According to Michael Hartnett of Bank of America Corp., the rally in the largest U.S. technology stocks is at risk of fading further if the U.S. economy continues to slow.

The strategist, who is optimistic about bonds for the second half of 2024, has said Signs of an economic slowdown would trigger a rotation into stocks that have lagged expensive technology mega-caps this year.

In a commentary on Friday, Hartnett said current data suggested the global economy was “sick” and that “we are just one bad payroll away” from the stocks of major technology companies losing their dominance.

The uptrend in technology stocks such as Apple Inc., Amazon.com Inc., Alphabet Inc., Microsoft Corp., Nvidia Corp. and Meta Platforms Inc. stalled over the past two weeks as investors flocked to small caps on speculation that the Federal Reserve may soon begin cutting interest rates.

Since the Nasdaq 100 Index hit a record high on July 10, the market capitalization of companies in the technology-heavy index has fallen by around $2.6 trillion.

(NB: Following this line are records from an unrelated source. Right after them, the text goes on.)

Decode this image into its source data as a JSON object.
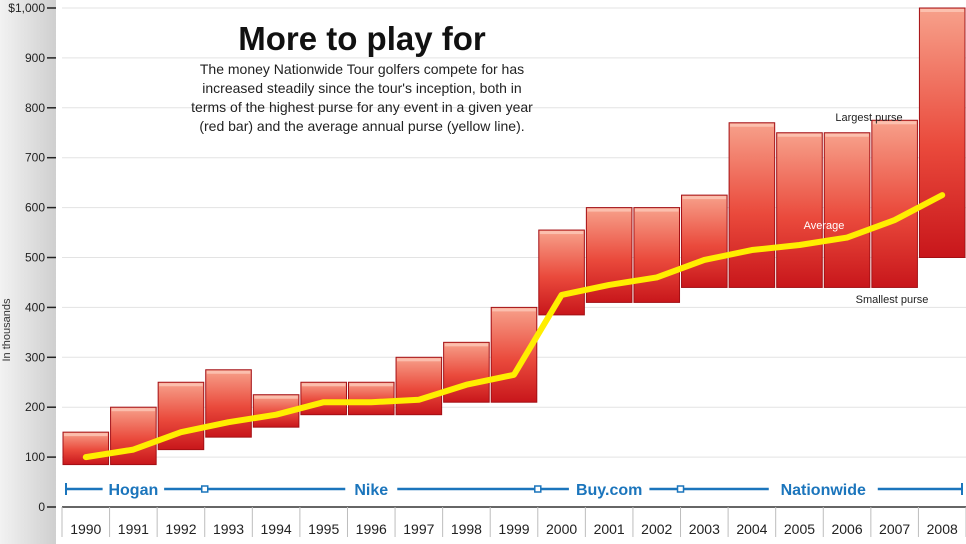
{
  "chart_data": {
    "type": "bar",
    "title": "More to play for",
    "subtitle_lines": [
      "The money Nationwide Tour golfers compete for has",
      "increased steadily since the tour's inception, both in",
      "terms of the highest purse for any event in a given year",
      "(red bar) and the average annual purse (yellow line)."
    ],
    "ylabel": "In thousands",
    "ylim": [
      0,
      1000
    ],
    "yticks": [
      "0",
      "100",
      "200",
      "300",
      "400",
      "500",
      "600",
      "700",
      "800",
      "900",
      "$1,000"
    ],
    "years": [
      "1990",
      "1991",
      "1992",
      "1993",
      "1994",
      "1995",
      "1996",
      "1997",
      "1998",
      "1999",
      "2000",
      "2001",
      "2002",
      "2003",
      "2004",
      "2005",
      "2006",
      "2007",
      "2008"
    ],
    "largest_purse": [
      150,
      200,
      250,
      275,
      225,
      250,
      250,
      300,
      330,
      400,
      555,
      600,
      600,
      625,
      770,
      750,
      750,
      775,
      1000
    ],
    "smallest_purse": [
      85,
      85,
      115,
      140,
      160,
      185,
      185,
      185,
      210,
      210,
      385,
      410,
      410,
      440,
      440,
      440,
      440,
      440,
      500
    ],
    "average_purse": [
      100,
      115,
      150,
      170,
      185,
      210,
      210,
      215,
      245,
      265,
      425,
      445,
      460,
      495,
      515,
      525,
      540,
      575,
      625
    ],
    "annotations": {
      "largest": "Largest purse",
      "average": "Average",
      "smallest": "Smallest purse"
    },
    "sponsors": [
      {
        "name": "Hogan",
        "start_year": "1990",
        "end_year": "1992"
      },
      {
        "name": "Nike",
        "start_year": "1993",
        "end_year": "1999"
      },
      {
        "name": "Buy.com",
        "start_year": "2000",
        "end_year": "2002"
      },
      {
        "name": "Nationwide",
        "start_year": "2003",
        "end_year": "2008"
      }
    ],
    "colors": {
      "bar_light": "#f5907a",
      "bar_dark": "#c8161b",
      "bar_edge": "#a30f14",
      "average_line": "#ffee00",
      "sponsor_line": "#1b75bc",
      "grid": "#e3e3e3",
      "axis_band": "#dcdcdc"
    },
    "grid": true
  }
}
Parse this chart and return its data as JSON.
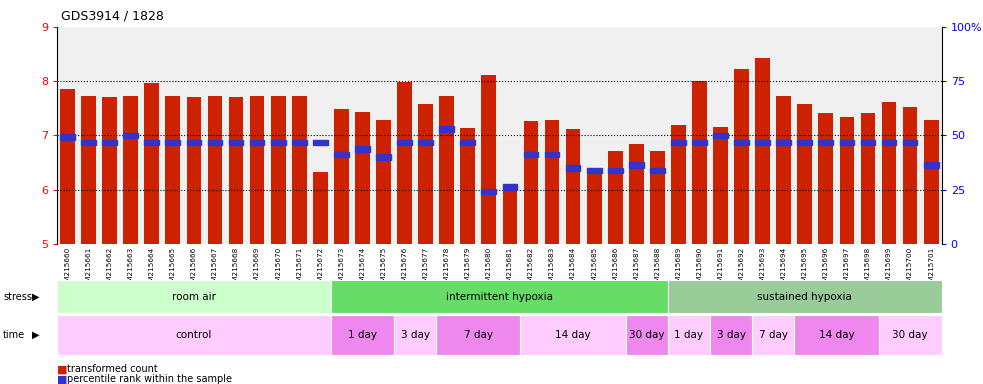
{
  "title": "GDS3914 / 1828",
  "bar_bottom": 5,
  "ylim": [
    5,
    9
  ],
  "right_ylim": [
    0,
    100
  ],
  "right_yticks": [
    0,
    25,
    50,
    75,
    100
  ],
  "right_yticklabels": [
    "0",
    "25",
    "50",
    "75",
    "100%"
  ],
  "left_yticks": [
    5,
    6,
    7,
    8,
    9
  ],
  "dotted_lines": [
    6,
    7,
    8
  ],
  "bar_color": "#cc2200",
  "dot_color": "#3333cc",
  "bg_color": "#f0f0f0",
  "samples": [
    "GSM215660",
    "GSM215661",
    "GSM215662",
    "GSM215663",
    "GSM215664",
    "GSM215665",
    "GSM215666",
    "GSM215667",
    "GSM215668",
    "GSM215669",
    "GSM215670",
    "GSM215671",
    "GSM215672",
    "GSM215673",
    "GSM215674",
    "GSM215675",
    "GSM215676",
    "GSM215677",
    "GSM215678",
    "GSM215679",
    "GSM215680",
    "GSM215681",
    "GSM215682",
    "GSM215683",
    "GSM215684",
    "GSM215685",
    "GSM215686",
    "GSM215687",
    "GSM215688",
    "GSM215689",
    "GSM215690",
    "GSM215691",
    "GSM215692",
    "GSM215693",
    "GSM215694",
    "GSM215695",
    "GSM215696",
    "GSM215697",
    "GSM215698",
    "GSM215699",
    "GSM215700",
    "GSM215701"
  ],
  "bar_heights": [
    7.85,
    7.73,
    7.71,
    7.73,
    7.97,
    7.73,
    7.71,
    7.73,
    7.71,
    7.73,
    7.73,
    7.73,
    6.32,
    7.49,
    7.43,
    7.28,
    7.99,
    7.57,
    7.73,
    7.14,
    8.12,
    5.97,
    7.27,
    7.28,
    7.12,
    6.36,
    6.72,
    6.84,
    6.72,
    7.2,
    8.0,
    7.15,
    8.22,
    8.42,
    7.72,
    7.57,
    7.42,
    7.34,
    7.42,
    7.62,
    7.52,
    7.28
  ],
  "dot_positions": [
    6.97,
    6.87,
    6.87,
    7.0,
    6.87,
    6.87,
    6.87,
    6.87,
    6.87,
    6.87,
    6.87,
    6.87,
    6.87,
    6.65,
    6.75,
    6.6,
    6.87,
    6.87,
    7.12,
    6.87,
    5.97,
    6.05,
    6.65,
    6.65,
    6.4,
    6.35,
    6.35,
    6.45,
    6.35,
    6.87,
    6.87,
    7.0,
    6.87,
    6.87,
    6.87,
    6.87,
    6.87,
    6.87,
    6.87,
    6.87,
    6.87,
    6.45
  ],
  "stress_groups": [
    {
      "label": "room air",
      "start": 0,
      "end": 13,
      "color": "#ccffcc"
    },
    {
      "label": "intermittent hypoxia",
      "start": 13,
      "end": 29,
      "color": "#66dd66"
    },
    {
      "label": "sustained hypoxia",
      "start": 29,
      "end": 42,
      "color": "#99cc99"
    }
  ],
  "time_groups": [
    {
      "label": "control",
      "start": 0,
      "end": 13,
      "color": "#ffccff"
    },
    {
      "label": "1 day",
      "start": 13,
      "end": 16,
      "color": "#ee88ee"
    },
    {
      "label": "3 day",
      "start": 16,
      "end": 18,
      "color": "#ffccff"
    },
    {
      "label": "7 day",
      "start": 18,
      "end": 22,
      "color": "#ee88ee"
    },
    {
      "label": "14 day",
      "start": 22,
      "end": 27,
      "color": "#ffccff"
    },
    {
      "label": "30 day",
      "start": 27,
      "end": 29,
      "color": "#ee88ee"
    },
    {
      "label": "1 day",
      "start": 29,
      "end": 31,
      "color": "#ffccff"
    },
    {
      "label": "3 day",
      "start": 31,
      "end": 33,
      "color": "#ee88ee"
    },
    {
      "label": "7 day",
      "start": 33,
      "end": 35,
      "color": "#ffccff"
    },
    {
      "label": "14 day",
      "start": 35,
      "end": 39,
      "color": "#ee88ee"
    },
    {
      "label": "30 day",
      "start": 39,
      "end": 42,
      "color": "#ffccff"
    }
  ]
}
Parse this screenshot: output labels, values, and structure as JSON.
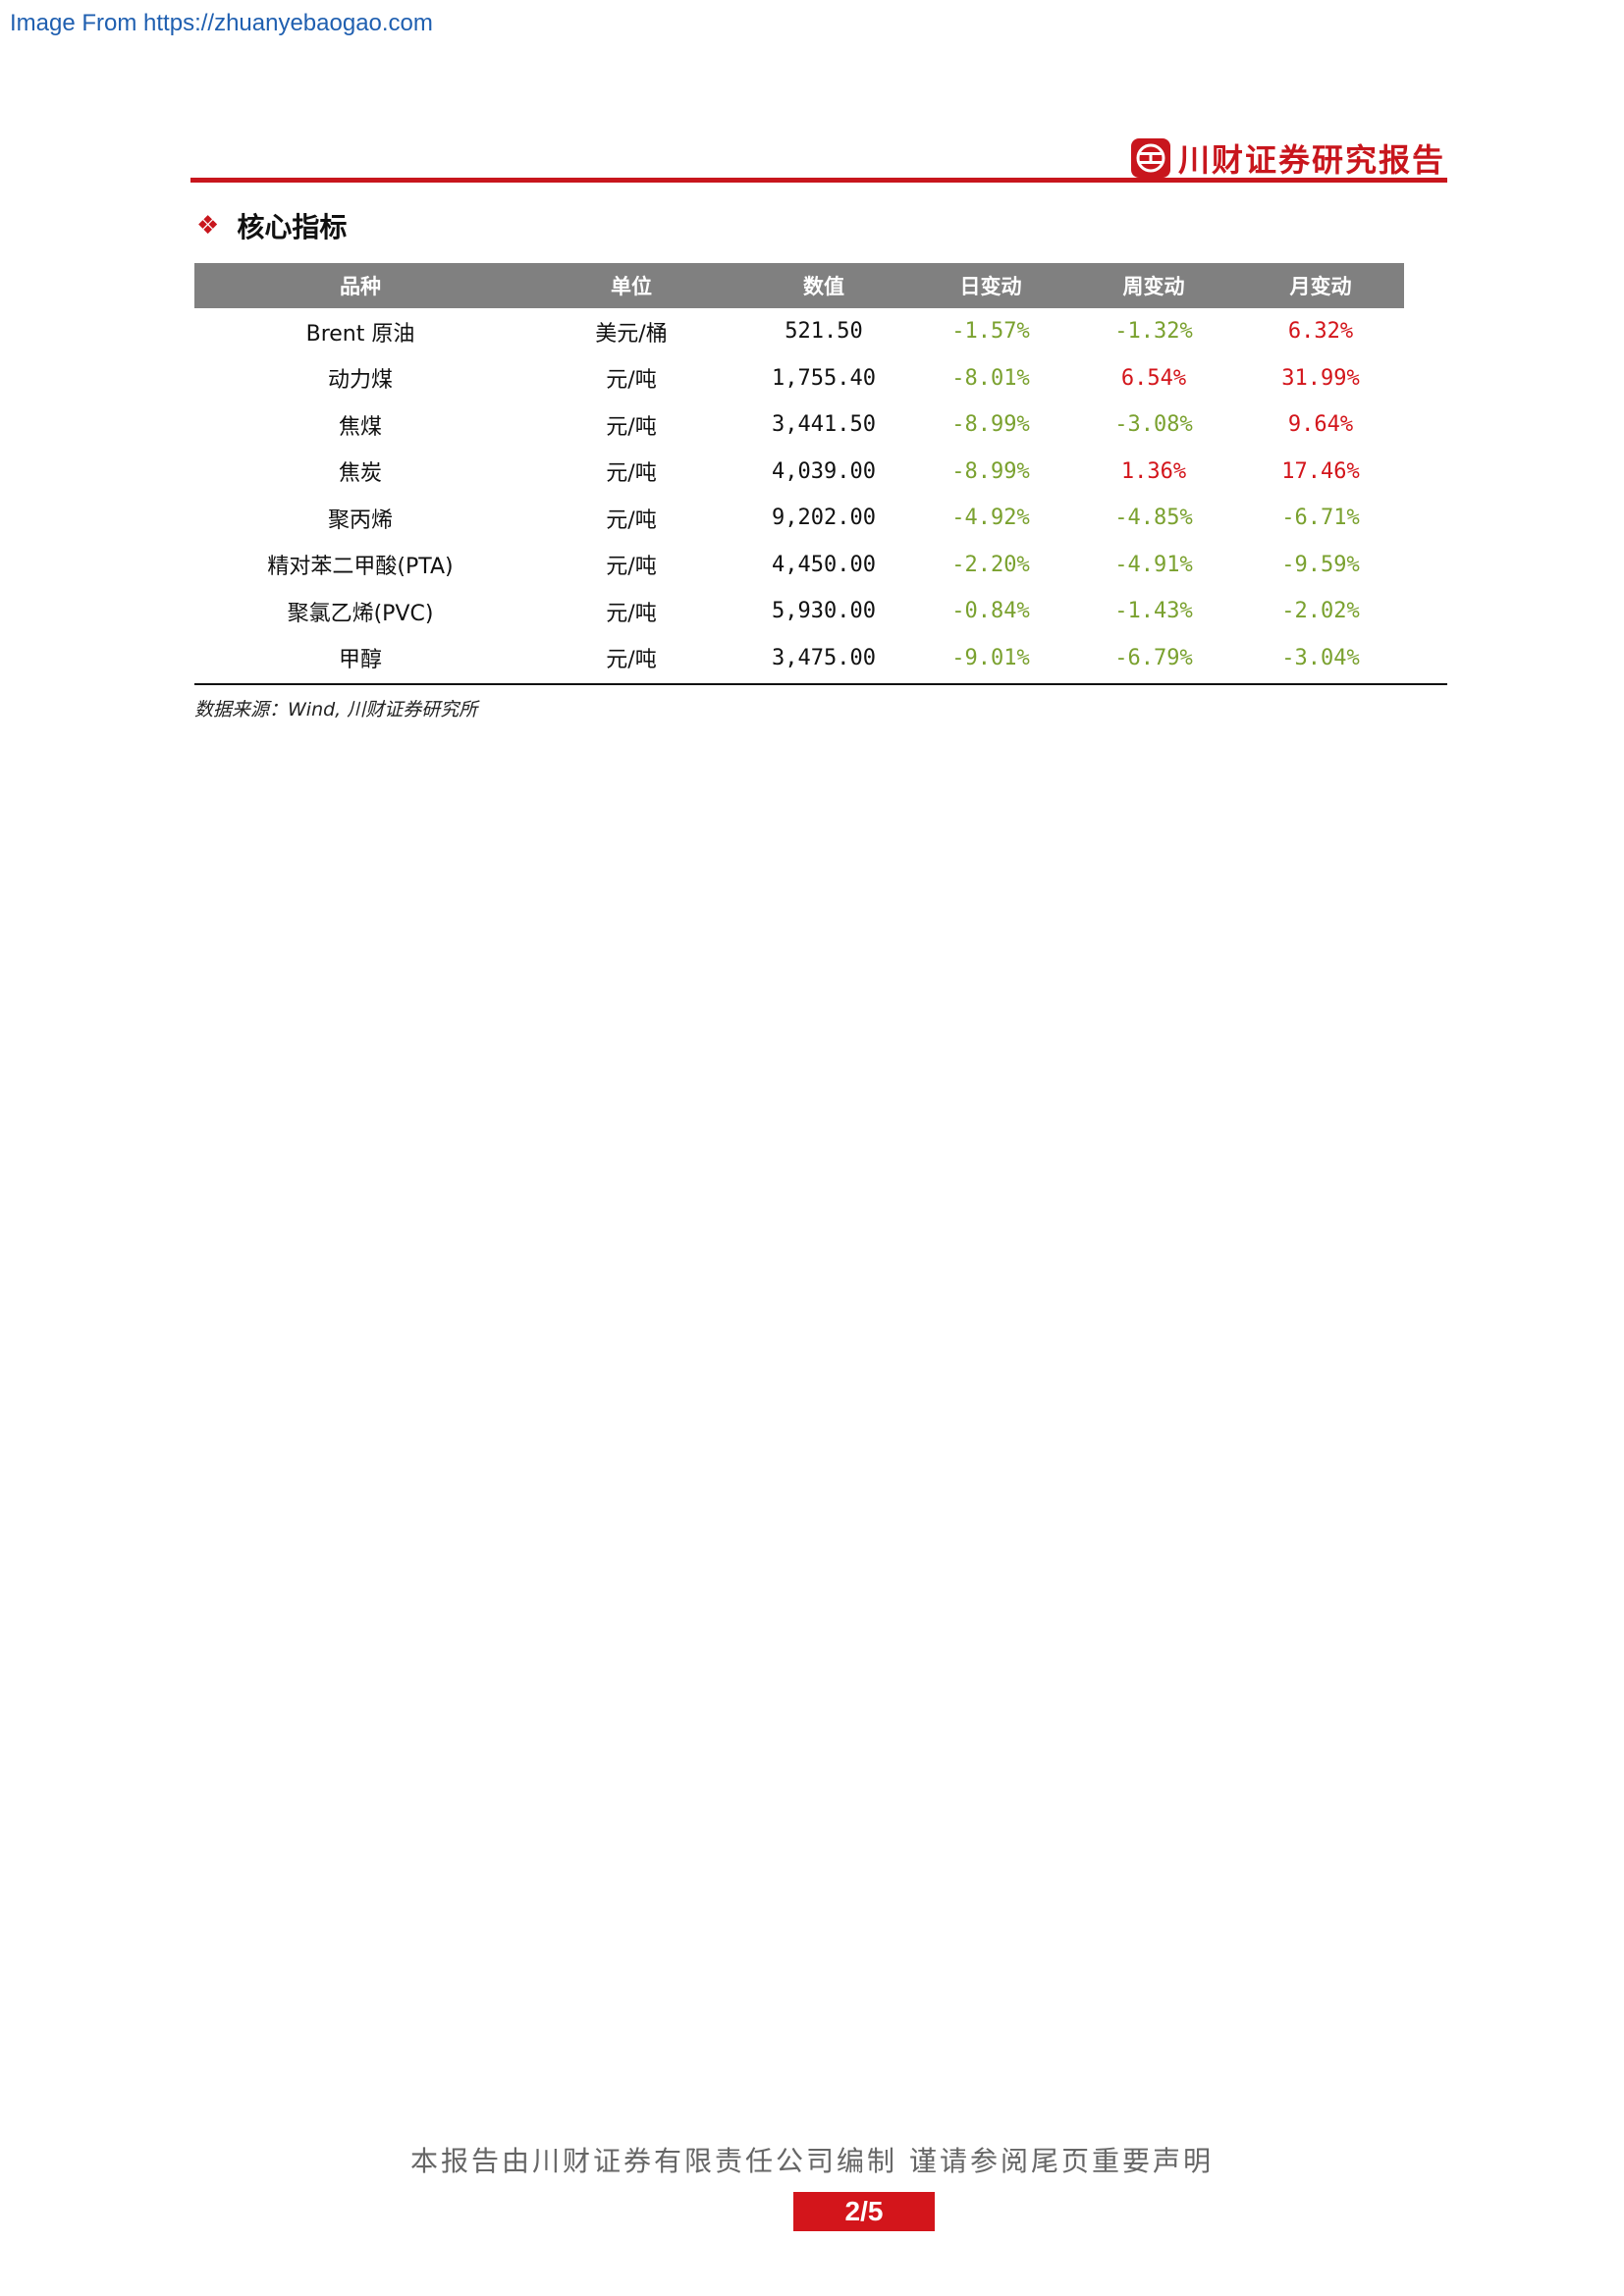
{
  "watermark": "Image From https://zhuanyebaogao.com",
  "header": {
    "brand": "川财证券研究报告",
    "logo_icon": "chuancai-logo-icon"
  },
  "section": {
    "title": "核心指标",
    "bullet_icon": "diamond-bullet-icon"
  },
  "table": {
    "columns": [
      "品种",
      "单位",
      "数值",
      "日变动",
      "周变动",
      "月变动"
    ],
    "rows": [
      [
        "Brent 原油",
        "美元/桶",
        "521.50",
        "-1.57%",
        "-1.32%",
        "6.32%"
      ],
      [
        "动力煤",
        "元/吨",
        "1,755.40",
        "-8.01%",
        "6.54%",
        "31.99%"
      ],
      [
        "焦煤",
        "元/吨",
        "3,441.50",
        "-8.99%",
        "-3.08%",
        "9.64%"
      ],
      [
        "焦炭",
        "元/吨",
        "4,039.00",
        "-8.99%",
        "1.36%",
        "17.46%"
      ],
      [
        "聚丙烯",
        "元/吨",
        "9,202.00",
        "-4.92%",
        "-4.85%",
        "-6.71%"
      ],
      [
        "精对苯二甲酸(PTA)",
        "元/吨",
        "4,450.00",
        "-2.20%",
        "-4.91%",
        "-9.59%"
      ],
      [
        "聚氯乙烯(PVC)",
        "元/吨",
        "5,930.00",
        "-0.84%",
        "-1.43%",
        "-2.02%"
      ],
      [
        "甲醇",
        "元/吨",
        "3,475.00",
        "-9.01%",
        "-6.79%",
        "-3.04%"
      ]
    ],
    "source": "数据来源：Wind, 川财证券研究所"
  },
  "footer": {
    "note": "本报告由川财证券有限责任公司编制 谨请参阅尾页重要声明",
    "page": "2/5"
  },
  "colors": {
    "brand_red": "#c8161d",
    "negative": "#7aa12f",
    "positive": "#d3151b",
    "header_gray": "#808080"
  }
}
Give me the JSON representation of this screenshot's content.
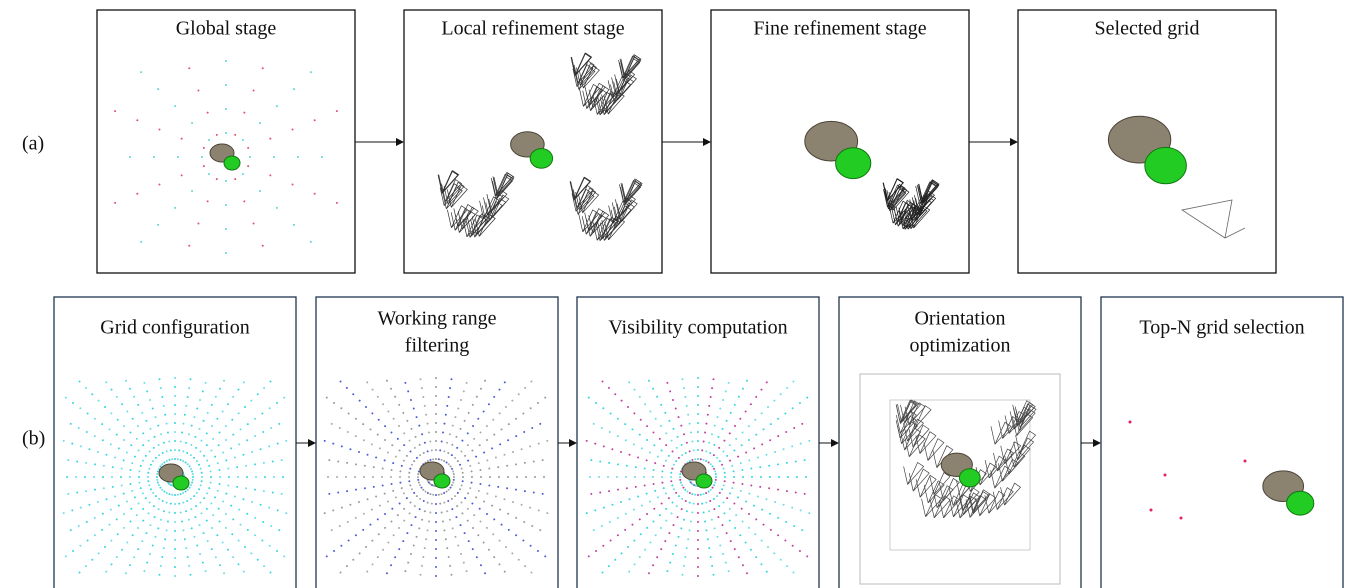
{
  "row_labels": [
    "(a)",
    "(b)"
  ],
  "row_a": {
    "panels": [
      {
        "title": "Global stage"
      },
      {
        "title": "Local refinement stage"
      },
      {
        "title": "Fine refinement stage"
      },
      {
        "title": "Selected grid"
      }
    ]
  },
  "row_b": {
    "panels": [
      {
        "title_lines": [
          "Grid configuration"
        ]
      },
      {
        "title_lines": [
          "Working range",
          "filtering"
        ]
      },
      {
        "title_lines": [
          "Visibility computation"
        ]
      },
      {
        "title_lines": [
          "Orientation",
          "optimization"
        ]
      },
      {
        "title_lines": [
          "Top-N grid selection"
        ]
      }
    ]
  }
}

This is also due to concerns that large investments in artificial intelligence may not pay off so quickly.

Still, BofA’s Hartnett said equity bulls held on to the belief that a correction was “healthy” because the market had not fallen below critical levels. The Nasdaq 100 has fallen about 9% since July 10, but is still up more than 30% from its October 2023 low. U.S. stock futures rose on Friday and are on track to recoup some losses.

The bank’s bull and bear indicator rose to 6.9 in the week ended July 24, its highest level in over three years. A reading above 8 would be a contrarian sell signal — which could be triggered if fund managers’ equity allocations rise and cash holdings continue to decline and a recovery by laggards leads to an improvement in market breadth, Hartnett said.